Linear equations have numerous applications in real-world scenarios. They can be used to model relationships between quantities, solve problems involving rates and proportions, and make predictions based on data. For instance, linear equations can be used to calculate the cost of goods, determine the distance traveled at a certain speed, or predict future sales based on past trends. The versatility of linear equations makes them an essential tool in various fields, including science, engineering, economics, and finance.
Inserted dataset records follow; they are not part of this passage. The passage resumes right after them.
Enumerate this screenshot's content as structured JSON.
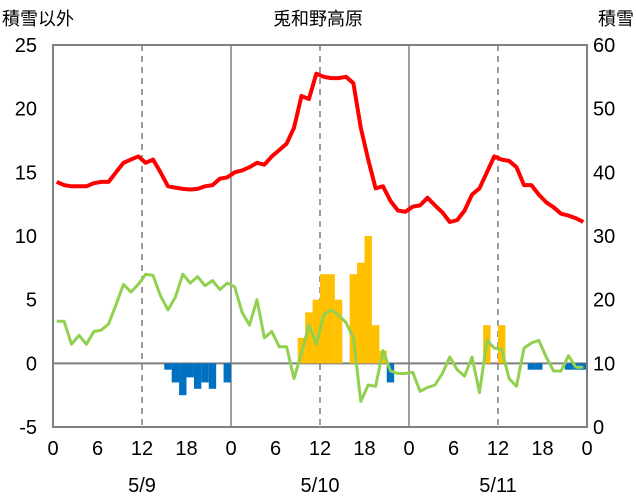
{
  "chart_data": {
    "type": "bar+line",
    "title": "兎和野高原",
    "left_axis_label": "積雪以外",
    "right_axis_label": "積雪",
    "left_ylim": [
      -5,
      25
    ],
    "left_ticks": [
      "25",
      "20",
      "15",
      "10",
      "5",
      "0",
      "-5"
    ],
    "right_ylim": [
      0,
      60
    ],
    "right_ticks": [
      "60",
      "50",
      "40",
      "30",
      "20",
      "10",
      "0"
    ],
    "x_ticks": [
      "0",
      "6",
      "12",
      "18",
      "0",
      "6",
      "12",
      "18",
      "0",
      "6",
      "12",
      "18",
      "0"
    ],
    "date_labels": [
      "5/9",
      "5/10",
      "5/11"
    ],
    "grid": "vertical dashed at 12h, solid at 0h",
    "hours_start": 0,
    "series": [
      {
        "color": "#ff0000",
        "style": "line",
        "axis": "right",
        "values": [
          38.5,
          38,
          37.8,
          37.8,
          37.8,
          38.3,
          38.5,
          38.5,
          40,
          41.5,
          42,
          42.5,
          41.5,
          42,
          40,
          37.8,
          37.6,
          37.4,
          37.3,
          37.4,
          37.8,
          38,
          39,
          39.2,
          40,
          40.3,
          40.8,
          41.5,
          41.2,
          42.5,
          43.5,
          44.5,
          47,
          52,
          51.5,
          55.5,
          55,
          54.8,
          54.8,
          55,
          54,
          47,
          42,
          37.5,
          37.8,
          35.5,
          34,
          33.8,
          34.6,
          34.8,
          36,
          34.8,
          33.7,
          32.2,
          32.5,
          34,
          36.5,
          37.5,
          40,
          42.5,
          42,
          41.8,
          40.8,
          38,
          38,
          36.5,
          35.3,
          34.5,
          33.5,
          33.2,
          32.8,
          32.2
        ]
      },
      {
        "color": "#92d050",
        "style": "line",
        "axis": "left",
        "values": [
          3.3,
          3.3,
          1.5,
          2.2,
          1.5,
          2.5,
          2.6,
          3.1,
          4.6,
          6.2,
          5.6,
          6.2,
          7,
          6.9,
          5.3,
          4.2,
          5.2,
          7,
          6.3,
          6.8,
          6.1,
          6.5,
          5.8,
          6.3,
          6,
          4,
          3,
          5,
          2,
          2.5,
          1.3,
          1.3,
          -1.2,
          0.8,
          3,
          1.5,
          3.8,
          4.2,
          3.8,
          3.2,
          2,
          -3,
          -1.7,
          -1.8,
          1,
          -0.6,
          -0.8,
          -0.8,
          -0.7,
          -2.2,
          -1.9,
          -1.7,
          -0.8,
          0.5,
          -0.5,
          -1,
          0.5,
          -2.3,
          1.8,
          1.2,
          1.1,
          -1.2,
          -1.8,
          1.2,
          1.6,
          1.8,
          0.5,
          -0.6,
          -0.6,
          0.6,
          -0.3,
          -0.3
        ]
      },
      {
        "color": "#ffc000",
        "style": "bar",
        "axis": "left",
        "values": [
          0,
          0,
          0,
          0,
          0,
          0,
          0,
          0,
          0,
          0,
          0,
          0,
          0,
          0,
          0,
          0,
          0,
          0,
          0,
          0,
          0,
          0,
          0,
          0,
          0,
          0,
          0,
          0,
          0,
          0,
          0,
          0,
          0,
          2,
          4,
          5,
          7,
          7,
          5,
          0,
          7,
          7.9,
          10,
          3,
          1,
          0,
          0,
          0,
          0,
          0,
          0,
          0,
          0,
          0,
          0,
          0,
          0,
          0,
          3,
          0,
          3,
          0,
          0,
          0,
          0,
          0,
          0,
          0,
          0,
          0,
          0,
          0
        ]
      },
      {
        "color": "#0070c0",
        "style": "bar",
        "axis": "left",
        "values": [
          0,
          0,
          0,
          0,
          0,
          0,
          0,
          0,
          0,
          0,
          0,
          0,
          0,
          0,
          0,
          -0.5,
          -1.5,
          -2.5,
          -1.1,
          -2,
          -1.5,
          -2,
          0,
          -1.5,
          0,
          0,
          0,
          0,
          0,
          0,
          0,
          0,
          0,
          0,
          0,
          0,
          0,
          0,
          0,
          0,
          0,
          0,
          0,
          0,
          0,
          -1.5,
          0,
          0,
          0,
          0,
          0,
          0,
          0,
          0,
          0,
          0,
          0,
          0,
          0,
          0,
          0,
          0,
          0,
          0,
          -0.5,
          -0.5,
          0,
          0,
          0,
          -0.5,
          -0.5,
          -0.5
        ]
      }
    ]
  }
}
Conclusion: Mastering the Art of Equation Solving

In conclusion, solving for 'y' in the equation 16y = 164 involves a systematic approach of isolating the variable using inverse operations. The correct solution is y = 10 1/4, which can also be expressed as 10.25. This exercise highlights the fundamental principles of equation solving and their application in mathematical problem-solving. By understanding the concepts of inverse operations, maintaining equality, and expressing solutions in different forms, you can confidently tackle a variety of algebraic equations. Mastering these skills is crucial for success in mathematics and its applications in various fields. The ability to solve equations accurately and efficiently is a valuable asset in both academic and professional settings.

This comprehensive guide has not only provided the solution to the specific equation but has also expanded on the broader concepts of equation solving, emphasizing the importance of understanding the underlying principles and techniques. By practicing these techniques and applying them to different problems, you can enhance your mathematical skills and build a strong foundation for future learning.